Learning disability charity Thera Trust has launched a 5-year £2 million bond issue, the money from which will be used in part to acquire and/or adapt freehold properties for people with a learning disability and complex needs.
Thera currently provides services to 1,800 people with learning disabilities in England and Scotland. Many people supported by Thera live independently in the community in long-term rented accommodation owned by organisation or by housing associations. This type of stable, and in many cases bespoke, accommodation plays a vital role in enabling an individual to lead an independent life in their local community.

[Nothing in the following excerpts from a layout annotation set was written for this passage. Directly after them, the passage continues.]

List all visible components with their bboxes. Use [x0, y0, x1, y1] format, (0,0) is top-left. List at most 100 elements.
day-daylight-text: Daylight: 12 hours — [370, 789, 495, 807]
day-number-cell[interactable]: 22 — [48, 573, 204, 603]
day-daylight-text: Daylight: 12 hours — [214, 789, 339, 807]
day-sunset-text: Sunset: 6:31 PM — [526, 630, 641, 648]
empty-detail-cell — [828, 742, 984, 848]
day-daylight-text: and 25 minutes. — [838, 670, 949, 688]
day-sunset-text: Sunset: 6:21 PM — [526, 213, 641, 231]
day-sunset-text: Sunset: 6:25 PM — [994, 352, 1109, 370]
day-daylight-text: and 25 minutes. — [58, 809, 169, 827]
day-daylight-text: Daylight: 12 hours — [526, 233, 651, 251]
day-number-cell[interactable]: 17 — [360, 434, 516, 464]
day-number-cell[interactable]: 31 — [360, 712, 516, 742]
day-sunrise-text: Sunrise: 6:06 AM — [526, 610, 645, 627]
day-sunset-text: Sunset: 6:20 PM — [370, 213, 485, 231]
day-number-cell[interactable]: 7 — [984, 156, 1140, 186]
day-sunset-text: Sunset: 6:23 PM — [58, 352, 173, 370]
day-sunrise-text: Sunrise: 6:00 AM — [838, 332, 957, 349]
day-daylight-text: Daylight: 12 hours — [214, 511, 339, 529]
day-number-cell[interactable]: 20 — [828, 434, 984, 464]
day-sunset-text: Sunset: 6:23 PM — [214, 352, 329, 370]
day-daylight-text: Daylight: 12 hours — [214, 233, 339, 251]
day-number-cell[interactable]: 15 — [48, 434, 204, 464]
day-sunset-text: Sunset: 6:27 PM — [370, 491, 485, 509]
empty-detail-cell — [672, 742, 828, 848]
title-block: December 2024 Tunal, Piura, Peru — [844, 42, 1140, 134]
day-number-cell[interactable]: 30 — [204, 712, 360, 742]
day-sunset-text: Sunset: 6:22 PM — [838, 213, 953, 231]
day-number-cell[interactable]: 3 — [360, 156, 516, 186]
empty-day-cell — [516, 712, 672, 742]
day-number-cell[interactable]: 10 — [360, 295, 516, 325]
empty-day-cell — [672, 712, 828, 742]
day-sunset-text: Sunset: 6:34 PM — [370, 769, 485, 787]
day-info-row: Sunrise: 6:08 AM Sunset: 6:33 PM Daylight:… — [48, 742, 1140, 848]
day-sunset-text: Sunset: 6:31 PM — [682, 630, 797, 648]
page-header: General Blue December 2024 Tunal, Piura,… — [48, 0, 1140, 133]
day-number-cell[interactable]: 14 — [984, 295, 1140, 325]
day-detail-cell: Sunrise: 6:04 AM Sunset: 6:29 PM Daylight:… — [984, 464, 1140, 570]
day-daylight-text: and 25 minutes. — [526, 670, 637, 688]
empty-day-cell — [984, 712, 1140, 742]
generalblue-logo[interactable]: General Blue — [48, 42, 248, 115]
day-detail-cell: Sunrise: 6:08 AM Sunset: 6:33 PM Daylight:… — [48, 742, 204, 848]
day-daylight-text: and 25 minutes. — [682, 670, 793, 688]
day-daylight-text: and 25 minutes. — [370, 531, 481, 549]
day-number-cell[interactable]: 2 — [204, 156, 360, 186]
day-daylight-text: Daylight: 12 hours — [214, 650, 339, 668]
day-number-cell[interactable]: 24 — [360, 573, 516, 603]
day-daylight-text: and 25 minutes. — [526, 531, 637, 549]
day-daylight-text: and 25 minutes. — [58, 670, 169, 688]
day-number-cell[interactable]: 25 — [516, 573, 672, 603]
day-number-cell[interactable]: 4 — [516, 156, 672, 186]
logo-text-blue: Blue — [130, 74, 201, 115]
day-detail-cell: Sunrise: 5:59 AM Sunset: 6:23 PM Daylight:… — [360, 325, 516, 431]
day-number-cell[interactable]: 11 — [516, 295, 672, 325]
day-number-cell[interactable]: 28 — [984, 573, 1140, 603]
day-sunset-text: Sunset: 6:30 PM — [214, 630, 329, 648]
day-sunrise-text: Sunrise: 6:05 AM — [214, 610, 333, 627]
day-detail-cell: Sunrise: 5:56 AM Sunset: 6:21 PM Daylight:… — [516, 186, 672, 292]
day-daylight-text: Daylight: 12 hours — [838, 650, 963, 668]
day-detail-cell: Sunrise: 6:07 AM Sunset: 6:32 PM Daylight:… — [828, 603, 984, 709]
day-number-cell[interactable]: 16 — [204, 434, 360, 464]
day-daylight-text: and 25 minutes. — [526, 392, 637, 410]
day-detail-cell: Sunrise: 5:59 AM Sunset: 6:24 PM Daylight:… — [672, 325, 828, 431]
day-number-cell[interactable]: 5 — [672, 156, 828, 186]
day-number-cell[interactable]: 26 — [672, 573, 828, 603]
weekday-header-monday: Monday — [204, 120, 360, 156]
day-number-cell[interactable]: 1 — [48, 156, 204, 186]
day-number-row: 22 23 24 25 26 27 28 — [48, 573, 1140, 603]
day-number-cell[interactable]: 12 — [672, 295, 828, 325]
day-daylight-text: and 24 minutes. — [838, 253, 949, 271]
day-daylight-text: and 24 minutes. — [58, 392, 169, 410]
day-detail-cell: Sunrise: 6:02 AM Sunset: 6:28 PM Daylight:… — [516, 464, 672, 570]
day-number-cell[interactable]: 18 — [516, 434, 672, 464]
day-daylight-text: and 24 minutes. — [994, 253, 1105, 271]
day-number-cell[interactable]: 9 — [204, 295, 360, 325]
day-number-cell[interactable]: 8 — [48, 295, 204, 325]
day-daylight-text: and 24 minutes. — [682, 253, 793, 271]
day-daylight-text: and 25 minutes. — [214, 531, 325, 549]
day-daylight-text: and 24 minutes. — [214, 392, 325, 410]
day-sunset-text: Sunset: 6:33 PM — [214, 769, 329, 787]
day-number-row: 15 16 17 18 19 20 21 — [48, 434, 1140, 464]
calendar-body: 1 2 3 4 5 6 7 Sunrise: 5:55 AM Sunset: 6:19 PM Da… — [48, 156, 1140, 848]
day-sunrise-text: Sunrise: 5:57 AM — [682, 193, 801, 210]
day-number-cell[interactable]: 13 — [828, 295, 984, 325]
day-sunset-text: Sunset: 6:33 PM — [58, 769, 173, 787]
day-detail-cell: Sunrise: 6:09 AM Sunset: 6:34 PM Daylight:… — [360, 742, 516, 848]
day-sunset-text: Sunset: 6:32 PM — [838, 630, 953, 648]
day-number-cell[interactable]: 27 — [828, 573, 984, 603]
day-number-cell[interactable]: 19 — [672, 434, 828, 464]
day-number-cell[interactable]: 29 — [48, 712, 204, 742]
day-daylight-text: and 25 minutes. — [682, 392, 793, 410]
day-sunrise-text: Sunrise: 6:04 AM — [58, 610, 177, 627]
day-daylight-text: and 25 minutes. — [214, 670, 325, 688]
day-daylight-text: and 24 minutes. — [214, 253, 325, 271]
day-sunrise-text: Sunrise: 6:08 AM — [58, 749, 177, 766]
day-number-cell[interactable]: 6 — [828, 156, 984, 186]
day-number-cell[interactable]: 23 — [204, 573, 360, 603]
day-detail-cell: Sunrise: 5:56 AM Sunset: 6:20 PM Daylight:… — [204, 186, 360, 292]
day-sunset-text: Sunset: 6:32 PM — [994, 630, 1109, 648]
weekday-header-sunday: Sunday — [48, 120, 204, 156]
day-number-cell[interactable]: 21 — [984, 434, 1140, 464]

The charity began providing homes for people with a learning disability and complex needs in 2010 and today owns properties for more than 60 people through its charitable property company, Forward Housing. Increased provision of adapted housing is a key part of Thera’s future strategy.
The five year bond will pay investors 5.5% gross per year, payable annually in arrears. The minimum investment is set at £1,000; a lower minimum investment of £100 applies for Thera employees, beneficiaries and family of beneficiaries. Payment of interest and capital is not guaranteed and is dependent on the continued success of the charity.
Dan Hird, head of corporate finance at Triodos Bank, which is working in partnership with Thera on the bond issue, said: “People with a learning disability who have very complex support needs often find it impossible to find a suitable adapted property to live in. This bond issue allows investors to support the charity to help more people with a learning disability while also earning a financial return.”
James Dickens, principal at Grierson Dickens Chartered Financial Planners, added: “Social investments are a highly effective way of fulfilling many of our clients’ aims. The positive impact which these sorts of investments have on society is what really matters. Investors are highly motivated by using their money to make a positive change, as well as obtain an investment return. This is about real fulfilment, rather than just investing in areas where the sole aim is to make money.”
The effect that the right housing can have on a person with a learning disability is well known. For example, Steven, who is supported by Thera, moved into his own house recently.
“I visited the house a few times before I moved in and Thera’s staff talked with me and my parents about everything that was going on,” he said. “Before I decided to move in, I had to think about living on my own because I had not done this before. I really like the house and it is close to my family home. I share my house with Tim and David. I have a nice room that looks out on to my garden.”